What they're saying: The administration's tough posture has won praise from those who have long urged deeper restrictions on China, such as former Google CEO Eric Schmidt.
- "The administration's decision is strategically coherent, absolutely necessary for our long-term security and competitiveness, and judicious in its application," he said in a statement to Axios.
Meanwhile, most tech companies have remained silent, beyond acknowledging they will comply with whatever sanctions are imposed.
- A few companies most directly impacted by the latest sanctions have been forced to quantify the impact as part of their earnings reports.
- For example, Milpitas, Calif.-based chip gear maker KLA said the new rules will cost it $100 million in this quarter alone.
The big picture: While many chip companies have significant markets in China, plenty of other big tech companies don’t.
- Apple is an outlier: China provides most of its manufacturing but also serves as a significant market for the iPhone and other products.

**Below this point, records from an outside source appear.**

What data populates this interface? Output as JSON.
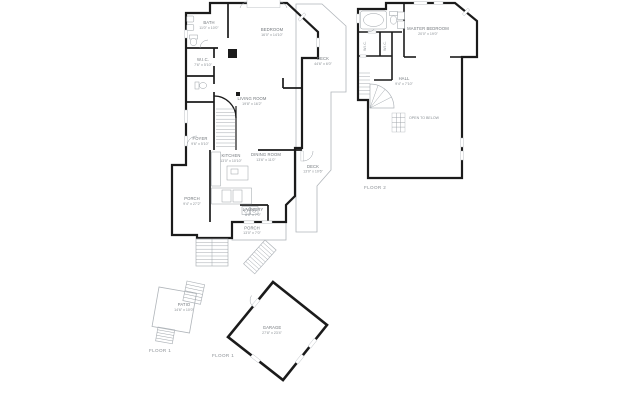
{
  "colors": {
    "floor_fill": "#e9ecef",
    "wall": "#1b1b1b",
    "thin_line": "#b0b5ba",
    "label_text": "#71767b",
    "dim_text": "#8a9095"
  },
  "floor1": {
    "caption": "FLOOR 1",
    "rooms": {
      "bath": {
        "name": "BATH",
        "dims": "11'0\" x 10'0\""
      },
      "bedroom": {
        "name": "BEDROOM",
        "dims": "16'0\" x 14'10\""
      },
      "deck_right": {
        "name": "DECK",
        "dims": "44'6\" x 6'0\""
      },
      "wic": {
        "name": "W.I.C.",
        "dims": "7'6\" x 5'10\""
      },
      "living": {
        "name": "LIVING ROOM",
        "dims": "19'8\" x 16'2\""
      },
      "foyer": {
        "name": "FOYER",
        "dims": "9'6\" x 5'10\""
      },
      "kitchen": {
        "name": "KITCHEN",
        "dims": "13'0\" x 10'10\""
      },
      "dining": {
        "name": "DINING ROOM",
        "dims": "13'6\" x 11'0\""
      },
      "deck_small": {
        "name": "DECK",
        "dims": "13'0\" x 10'6\""
      },
      "porch_left": {
        "name": "PORCH",
        "dims": "9'4\" x 27'2\""
      },
      "laundry": {
        "name": "LAUNDRY",
        "dims": "8'0\" x 7'0\""
      },
      "porch_bottom": {
        "name": "PORCH",
        "dims": "13'0\" x 7'0\""
      }
    }
  },
  "floor2": {
    "caption": "FLOOR 2",
    "rooms": {
      "master": {
        "name": "MASTER BEDROOM",
        "dims": "20'0\" x 19'0\""
      },
      "wic_a": {
        "name": "W.I.C."
      },
      "wic_b": {
        "name": "W.I.C."
      },
      "hall": {
        "name": "HALL",
        "dims": "9'4\" x 7'10\""
      },
      "open_below": {
        "name": "OPEN TO BELOW"
      }
    }
  },
  "ground": {
    "caption_left": "FLOOR 1",
    "caption_garage": "FLOOR 1",
    "patio": {
      "name": "PATIO",
      "dims": "14'6\" x 10'0\""
    },
    "garage": {
      "name": "GARAGE",
      "dims": "27'8\" x 23'4\""
    }
  }
}
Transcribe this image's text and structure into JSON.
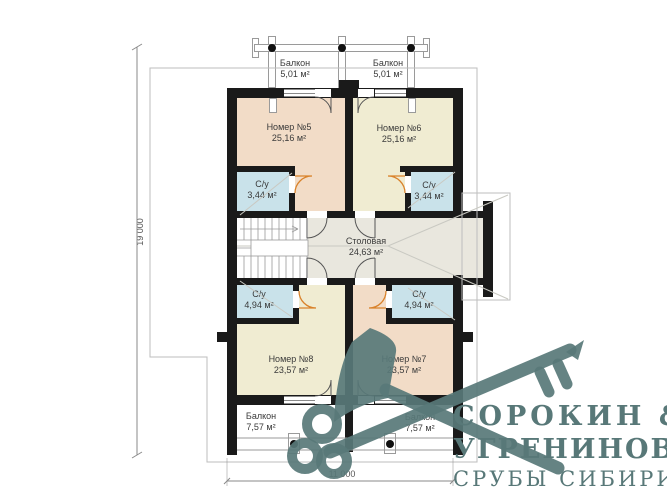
{
  "plan": {
    "title": "floor-plan-second-storey",
    "dimensions": {
      "vertical": "19 000",
      "horizontal": "11 000"
    },
    "rooms": [
      {
        "id": "room5",
        "name": "Номер №5",
        "area": "25,16 м²"
      },
      {
        "id": "room6",
        "name": "Номер №6",
        "area": "25,16 м²"
      },
      {
        "id": "wc-top-left",
        "name": "С/у",
        "area": "3,44 м²"
      },
      {
        "id": "wc-top-right",
        "name": "С/у",
        "area": "3,44 м²"
      },
      {
        "id": "dining",
        "name": "Столовая",
        "area": "24,63 м²"
      },
      {
        "id": "wc-bottom-left",
        "name": "С/у",
        "area": "4,94 м²"
      },
      {
        "id": "wc-bottom-right",
        "name": "С/у",
        "area": "4,94 м²"
      },
      {
        "id": "room8",
        "name": "Номер №8",
        "area": "23,57 м²"
      },
      {
        "id": "room7",
        "name": "Номер №7",
        "area": "23,57 м²"
      },
      {
        "id": "balcony-top-left",
        "name": "Балкон",
        "area": "5,01 м²"
      },
      {
        "id": "balcony-top-right",
        "name": "Балкон",
        "area": "5,01 м²"
      },
      {
        "id": "balcony-bottom-left",
        "name": "Балкон",
        "area": "7,57 м²"
      },
      {
        "id": "balcony-bottom-right",
        "name": "Балкон",
        "area": "7,57 м²"
      }
    ],
    "colors": {
      "wall": "#1a1a1a",
      "peach": "#f2dcc7",
      "cream": "#f0ecd2",
      "blue": "#c9e2ea",
      "gray": "#e9e7de",
      "orange": "#d9822b",
      "outline": "#bdbdbd",
      "slate": "#587878"
    }
  },
  "watermark": {
    "icon": "crossed-axe-and-key-icon",
    "color": "#587878"
  },
  "logo": {
    "line1": "СОРОКИН &",
    "line2": "УГРЕНИНОВ",
    "line3": "СРУБЫ СИБИРИ"
  }
}
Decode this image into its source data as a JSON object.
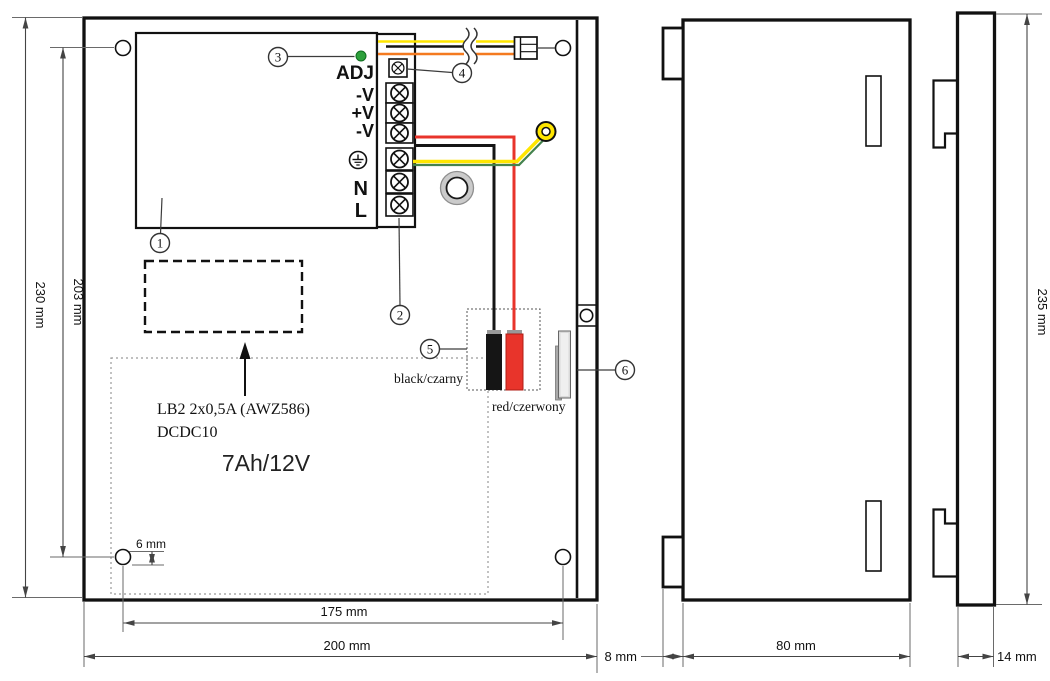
{
  "terminal": {
    "adj": "ADJ",
    "out1": "-V",
    "out2": "+V",
    "out3": "-V",
    "n": "N",
    "l": "L"
  },
  "callouts": [
    "1",
    "2",
    "3",
    "4",
    "5",
    "6"
  ],
  "module": {
    "line1": "LB2 2x0,5A (AWZ586)",
    "line2": "DCDC10"
  },
  "battery_label": "7Ah/12V",
  "wires": {
    "black": "black/czarny",
    "red": "red/czerwony"
  },
  "dims": {
    "front_height": "230 mm",
    "holes_height": "203 mm",
    "hole_diameter": "6 mm",
    "holes_width": "175 mm",
    "front_width": "200 mm",
    "side_height": "235 mm",
    "tab_depth": "8 mm",
    "body_depth": "80 mm",
    "door_depth": "14 mm"
  },
  "colors": {
    "wire_yellow": "#ffe600",
    "wire_orange": "#f47a20",
    "wire_red": "#e8342b",
    "wire_black": "#151515",
    "earth_green": "#44834e",
    "led_green": "#2da03b"
  }
}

- Like many other companies, Apple has begun shifting some manufacturing to India, Vietnam and other locations.
What's next: The U.S. may look to impose new restrictions on China's access to quantum computing technology, which threatens to break traditional encryption, Rasser said.
- Artificial intelligence is tougher to regulate, but the U.S. could look to place restrictions on some types of algorithms, he said.
And then there's TikTok, the Chinese-owned social media giant. Just this week, FCC Commissioner Brendan Carr told Axios he favors an all-out ban on the service in the U.S., something Rasser says looks increasingly likely.